« La vocation de l’homme est de devenir un être humain ; donc, le problème des problèmes c’est l’homme. » Dimanche dernier, à l’occasion de la journée mondiale pour les vocations dans l’Église, je repensais à cette parole de Maurice Zundel, théologien suisse, né à la toute fin du 19e siècle et mort en 1975, autant penseur de l’éthique que de la mystique.
La vocation n’est pas un appel d’un directeur des ressources humaines, ou un message sur un réseau social, pas plus que tombé du ciel sur la tête. Chaque humain est une vocation. Il est une vocation car il est appel pour les autres. Appel à le reconnaître, à le considérer, l’estimer, le soutenir. Il est un appel à la dignité.
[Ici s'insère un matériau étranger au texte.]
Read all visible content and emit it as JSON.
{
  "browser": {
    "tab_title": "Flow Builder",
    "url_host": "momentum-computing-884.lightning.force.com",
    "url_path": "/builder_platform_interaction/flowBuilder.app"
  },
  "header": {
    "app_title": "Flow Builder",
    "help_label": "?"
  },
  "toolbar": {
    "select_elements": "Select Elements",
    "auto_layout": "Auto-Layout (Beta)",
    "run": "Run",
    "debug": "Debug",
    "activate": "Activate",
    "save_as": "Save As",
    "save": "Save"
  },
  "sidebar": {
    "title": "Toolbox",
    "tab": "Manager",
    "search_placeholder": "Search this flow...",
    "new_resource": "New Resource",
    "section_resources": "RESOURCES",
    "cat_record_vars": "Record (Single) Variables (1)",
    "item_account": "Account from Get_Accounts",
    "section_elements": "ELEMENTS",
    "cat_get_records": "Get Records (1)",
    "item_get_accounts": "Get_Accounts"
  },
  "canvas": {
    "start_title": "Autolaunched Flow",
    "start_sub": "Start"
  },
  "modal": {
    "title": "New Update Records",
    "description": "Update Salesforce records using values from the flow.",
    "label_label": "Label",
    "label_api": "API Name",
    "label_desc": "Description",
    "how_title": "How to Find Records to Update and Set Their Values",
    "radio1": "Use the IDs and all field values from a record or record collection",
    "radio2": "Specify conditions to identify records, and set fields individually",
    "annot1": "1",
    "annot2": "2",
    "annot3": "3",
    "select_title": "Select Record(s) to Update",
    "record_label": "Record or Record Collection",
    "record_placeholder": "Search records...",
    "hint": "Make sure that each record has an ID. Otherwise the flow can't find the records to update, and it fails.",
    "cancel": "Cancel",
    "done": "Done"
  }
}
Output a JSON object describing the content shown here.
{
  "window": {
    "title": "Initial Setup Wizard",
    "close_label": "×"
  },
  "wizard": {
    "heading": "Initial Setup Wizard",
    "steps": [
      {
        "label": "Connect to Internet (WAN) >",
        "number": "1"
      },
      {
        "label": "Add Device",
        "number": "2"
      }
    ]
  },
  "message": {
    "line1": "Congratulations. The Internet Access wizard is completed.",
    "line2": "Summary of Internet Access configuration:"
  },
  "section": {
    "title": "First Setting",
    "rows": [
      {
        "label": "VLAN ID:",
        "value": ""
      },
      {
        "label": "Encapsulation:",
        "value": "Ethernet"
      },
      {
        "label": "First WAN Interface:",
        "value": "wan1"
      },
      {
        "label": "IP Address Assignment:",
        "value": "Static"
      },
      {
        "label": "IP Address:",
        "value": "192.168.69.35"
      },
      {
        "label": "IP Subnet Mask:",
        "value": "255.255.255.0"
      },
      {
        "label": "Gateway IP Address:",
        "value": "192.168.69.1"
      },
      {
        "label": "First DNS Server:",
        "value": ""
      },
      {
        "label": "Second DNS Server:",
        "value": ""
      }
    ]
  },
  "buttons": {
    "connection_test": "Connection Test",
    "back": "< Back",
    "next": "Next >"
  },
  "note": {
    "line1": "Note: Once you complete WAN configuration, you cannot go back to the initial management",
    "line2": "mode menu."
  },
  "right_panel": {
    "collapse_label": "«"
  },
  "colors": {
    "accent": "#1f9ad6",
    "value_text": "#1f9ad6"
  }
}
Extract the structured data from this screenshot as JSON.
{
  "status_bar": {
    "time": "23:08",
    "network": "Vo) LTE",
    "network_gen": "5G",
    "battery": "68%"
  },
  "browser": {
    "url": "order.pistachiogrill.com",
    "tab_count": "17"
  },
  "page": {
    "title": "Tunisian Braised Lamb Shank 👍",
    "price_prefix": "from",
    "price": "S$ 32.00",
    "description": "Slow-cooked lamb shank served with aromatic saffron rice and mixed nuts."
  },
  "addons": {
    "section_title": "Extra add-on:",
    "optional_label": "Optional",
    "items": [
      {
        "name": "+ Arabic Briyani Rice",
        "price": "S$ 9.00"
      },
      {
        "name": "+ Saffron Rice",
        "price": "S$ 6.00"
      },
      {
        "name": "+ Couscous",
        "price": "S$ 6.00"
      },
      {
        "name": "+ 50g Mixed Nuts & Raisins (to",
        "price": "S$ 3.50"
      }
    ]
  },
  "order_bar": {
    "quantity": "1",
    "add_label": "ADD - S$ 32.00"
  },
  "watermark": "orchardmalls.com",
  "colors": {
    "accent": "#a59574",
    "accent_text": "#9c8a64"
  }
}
Appel à le reconnaître comme un homme, une femme. Convocation à devenir un humain en face et en faveur de l’autre, de tout autre. Oui, chacun est bien une vocation qui implore nos mœurs afin qu’ils deviennent moins injustes et brutaux.
Toutes nos relations, des plus ordinaires au plus essentielles pour chacun de nous sont alors comme une vocation à être un témoin d’humanité. Du creux de nos différences de générations, de sensibilités, de cultures ou de religions. En écrivant ces lignes, je pense à une sœur très âgée – près de 98 ans – de ma congrégation et qui vient de mourir. La longue fin de la vie de cette très vieille et grande dame a invité pacifiquement, et silencieusement à la toute fin, celles et ceux qui l’entouraient à répondre de sa vie, de sa haute dignité, de sa place encore en ce monde. Chacun a accompli sa vocation d’humanité en étant là, présence agissante, fraternelle, amicale, bienveillante, contemplative même.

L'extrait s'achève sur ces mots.